Prices of Oil climbed on escalating conflict in Ukraine, but we remain trading below the 104.0 round figure resistance that has held strongly before sending prices down back to low 103 levels last Friday. Also, prices are trading below the rising trendline, suggesting that bullish momentum that has been in play since 8th April is being partially negated. When we take into consideration the fact that Stochastic readings are heavily Overbought with Signal line converging towards the Stoch curve, the likelihood of a bearish signal moving forward is high – suggesting that a move lower is likely.
However, conservative traders should wait until there are proper evidence of a bearish reversal before committing.
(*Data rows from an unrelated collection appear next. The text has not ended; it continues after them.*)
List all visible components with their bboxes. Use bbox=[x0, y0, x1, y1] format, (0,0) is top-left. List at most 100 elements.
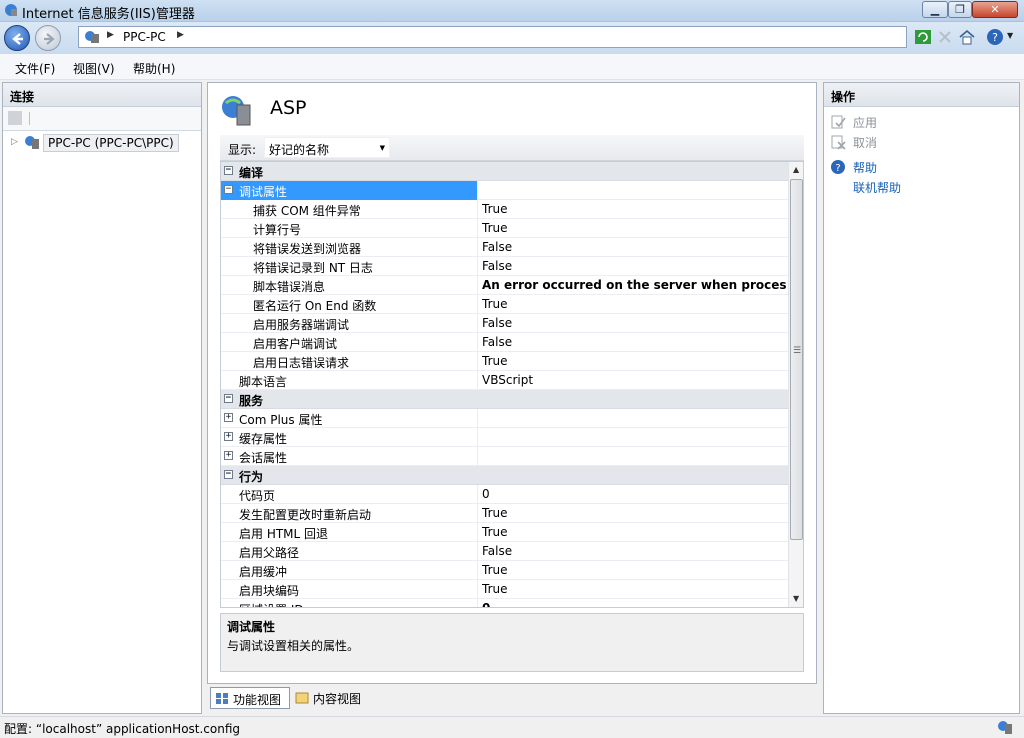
expand-icon[interactable]: + bbox=[224, 451, 233, 460]
property-row[interactable]: 启用块编码 True bbox=[221, 580, 788, 599]
property-name-cell[interactable]: 启用客户端调试 bbox=[221, 333, 478, 352]
minimize-button[interactable]: ▁ bbox=[922, 1, 948, 18]
property-value[interactable]: True bbox=[482, 525, 787, 539]
tree-expand-icon[interactable]: ▷ bbox=[11, 137, 18, 147]
scrollbar-thumb[interactable] bbox=[790, 179, 803, 540]
back-button[interactable] bbox=[4, 25, 30, 51]
property-row[interactable]: + 会话属性 bbox=[221, 447, 788, 466]
property-name-cell[interactable]: − 编译 bbox=[221, 162, 781, 181]
property-row[interactable]: 将错误记录到 NT 日志 False bbox=[221, 257, 788, 276]
property-value[interactable]: False bbox=[482, 544, 787, 558]
property-row[interactable]: 启用 HTML 回退 True bbox=[221, 523, 788, 542]
menu-help[interactable]: 帮助(H) bbox=[133, 60, 175, 77]
breadcrumb-arrow-icon[interactable]: ▶ bbox=[107, 30, 114, 40]
property-row[interactable]: 区域设置 ID 0 bbox=[221, 599, 788, 607]
maximize-button[interactable]: ❐ bbox=[948, 1, 972, 18]
stop-icon[interactable] bbox=[936, 28, 954, 46]
property-name-cell[interactable]: 代码页 bbox=[221, 485, 478, 504]
property-row[interactable]: 启用客户端调试 False bbox=[221, 333, 788, 352]
property-name-cell[interactable]: 启用缓冲 bbox=[221, 561, 478, 580]
property-value[interactable]: 0 bbox=[482, 487, 787, 501]
property-row[interactable]: 启用父路径 False bbox=[221, 542, 788, 561]
property-name-cell[interactable]: + 会话属性 bbox=[221, 447, 478, 466]
expand-icon[interactable]: + bbox=[224, 432, 233, 441]
property-name-cell[interactable]: 脚本语言 bbox=[221, 371, 478, 390]
scroll-up-icon[interactable]: ▲ bbox=[793, 165, 799, 174]
property-name-cell[interactable]: 启用日志错误请求 bbox=[221, 352, 478, 371]
property-row[interactable]: 发生配置更改时重新启动 True bbox=[221, 504, 788, 523]
property-row[interactable]: + 缓存属性 bbox=[221, 428, 788, 447]
property-row[interactable]: 匿名运行 On End 函数 True bbox=[221, 295, 788, 314]
scroll-down-icon[interactable]: ▼ bbox=[793, 594, 799, 603]
property-name-cell[interactable]: 发生配置更改时重新启动 bbox=[221, 504, 478, 523]
property-row[interactable]: 启用缓冲 True bbox=[221, 561, 788, 580]
property-name-cell[interactable]: 将错误发送到浏览器 bbox=[221, 238, 478, 257]
property-name-cell[interactable]: 启用服务器端调试 bbox=[221, 314, 478, 333]
property-row[interactable]: 启用服务器端调试 False bbox=[221, 314, 788, 333]
home-icon[interactable] bbox=[958, 28, 976, 46]
collapse-icon[interactable]: − bbox=[224, 166, 233, 175]
property-name-cell[interactable]: + 缓存属性 bbox=[221, 428, 478, 447]
connect-icon[interactable] bbox=[8, 111, 22, 125]
vertical-scrollbar[interactable]: ▲ ☰ ▼ bbox=[788, 162, 803, 607]
property-category-row[interactable]: − 服务 bbox=[221, 390, 788, 409]
display-mode-select[interactable]: 好记的名称 ▼ bbox=[264, 137, 390, 158]
property-name-cell[interactable]: − 服务 bbox=[221, 390, 781, 409]
help-dropdown-icon[interactable]: ▼ bbox=[1007, 31, 1024, 49]
property-name-cell[interactable]: 捕获 COM 组件异常 bbox=[221, 200, 478, 219]
menu-view[interactable]: 视图(V) bbox=[73, 60, 115, 77]
close-button[interactable]: ✕ bbox=[972, 1, 1018, 18]
expand-icon[interactable]: + bbox=[224, 413, 233, 422]
property-name-cell[interactable]: 匿名运行 On End 函数 bbox=[221, 295, 478, 314]
property-name-cell[interactable]: 计算行号 bbox=[221, 219, 478, 238]
property-row[interactable]: 脚本语言 VBScript bbox=[221, 371, 788, 390]
property-value[interactable]: True bbox=[482, 563, 787, 577]
address-field[interactable]: ▶ PPC-PC ▶ bbox=[78, 26, 907, 48]
property-name-cell[interactable]: 启用 HTML 回退 bbox=[221, 523, 478, 542]
menu-file[interactable]: 文件(F) bbox=[15, 60, 55, 77]
property-value[interactable]: False bbox=[482, 240, 787, 254]
property-value[interactable]: VBScript bbox=[482, 373, 787, 387]
help-icon[interactable]: ? bbox=[986, 28, 1004, 46]
property-name-cell[interactable]: + Com Plus 属性 bbox=[221, 409, 478, 428]
breadcrumb-server[interactable]: PPC-PC bbox=[123, 30, 166, 44]
property-value[interactable]: False bbox=[482, 259, 787, 273]
property-category-row[interactable]: − 编译 bbox=[221, 162, 788, 181]
property-value[interactable]: False bbox=[482, 316, 787, 330]
property-name-cell[interactable]: 启用父路径 bbox=[221, 542, 478, 561]
forward-button[interactable] bbox=[35, 25, 61, 51]
property-name-cell[interactable]: − 行为 bbox=[221, 466, 781, 485]
tree-node-label[interactable]: PPC-PC (PPC-PC\PPC) bbox=[43, 134, 179, 152]
tab-features-view[interactable]: 功能视图 bbox=[210, 687, 290, 709]
property-value[interactable]: True bbox=[482, 297, 787, 311]
property-value[interactable]: An error occurred on the server when pro… bbox=[482, 278, 787, 292]
breadcrumb-arrow-icon[interactable]: ▶ bbox=[177, 30, 184, 40]
property-value[interactable]: 0 bbox=[482, 601, 787, 607]
refresh-icon[interactable] bbox=[914, 28, 932, 46]
property-name-cell[interactable]: 区域设置 ID bbox=[221, 599, 478, 607]
property-value[interactable]: True bbox=[482, 354, 787, 368]
property-row[interactable]: − 调试属性 bbox=[221, 181, 788, 200]
property-row[interactable]: 将错误发送到浏览器 False bbox=[221, 238, 788, 257]
property-row[interactable]: 启用日志错误请求 True bbox=[221, 352, 788, 371]
property-name-cell[interactable]: 脚本错误消息 bbox=[221, 276, 478, 295]
property-row[interactable]: 计算行号 True bbox=[221, 219, 788, 238]
property-name: 编译 bbox=[239, 166, 264, 180]
property-row[interactable]: 代码页 0 bbox=[221, 485, 788, 504]
tab-content-view[interactable]: 内容视图 bbox=[291, 687, 373, 709]
property-row[interactable]: + Com Plus 属性 bbox=[221, 409, 788, 428]
property-value[interactable]: True bbox=[482, 506, 787, 520]
property-row[interactable]: 脚本错误消息 An error occurred on the server wh… bbox=[221, 276, 788, 295]
property-value[interactable]: True bbox=[482, 221, 787, 235]
collapse-icon[interactable]: − bbox=[224, 394, 233, 403]
collapse-icon[interactable]: − bbox=[224, 185, 233, 194]
collapse-icon[interactable]: − bbox=[224, 470, 233, 479]
property-name-cell[interactable]: 将错误记录到 NT 日志 bbox=[221, 257, 478, 276]
property-name-cell[interactable]: 启用块编码 bbox=[221, 580, 478, 599]
property-category-row[interactable]: − 行为 bbox=[221, 466, 788, 485]
property-value[interactable]: False bbox=[482, 335, 787, 349]
property-value[interactable]: True bbox=[482, 202, 787, 216]
property-row[interactable]: 捕获 COM 组件异常 True bbox=[221, 200, 788, 219]
property-value[interactable]: True bbox=[482, 582, 787, 596]
property-name-cell[interactable]: − 调试属性 bbox=[221, 181, 478, 200]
A break of 103.0 is preferred but at the very least we should see prices trading below 103.8 as confirmation of strong bearish pressure.
The need for bearish confirmation becomes even more imperative when we look at Daily Chart which suggest that price is on track to test 105.0 resistance. Stochastic readings are within the Overbought region but there is actually divergence between Stoch/Signal lines which suggest that bullish momentum is actually building up. A break of 105.0 resistance may be unlikely but that may bring little comfort for short-sellers if they short right now and price does climb up $1 higher in the near term.
Fundamentally, global trade and manufacturing activities are lower than expected, and without the fear of war it is unlikely that Oil can maintain current elevated levels. That being said, the recent decline in stocks seemed to have mellowed and the contagion is not as serious as we think with Asian stocks currently trading higher than Friday’s close. If this recovery continue to gain traction, we may be able to see WTI prices staying afloat even if Ukraine manage to quell all the unrest peacefully without further bloodshed.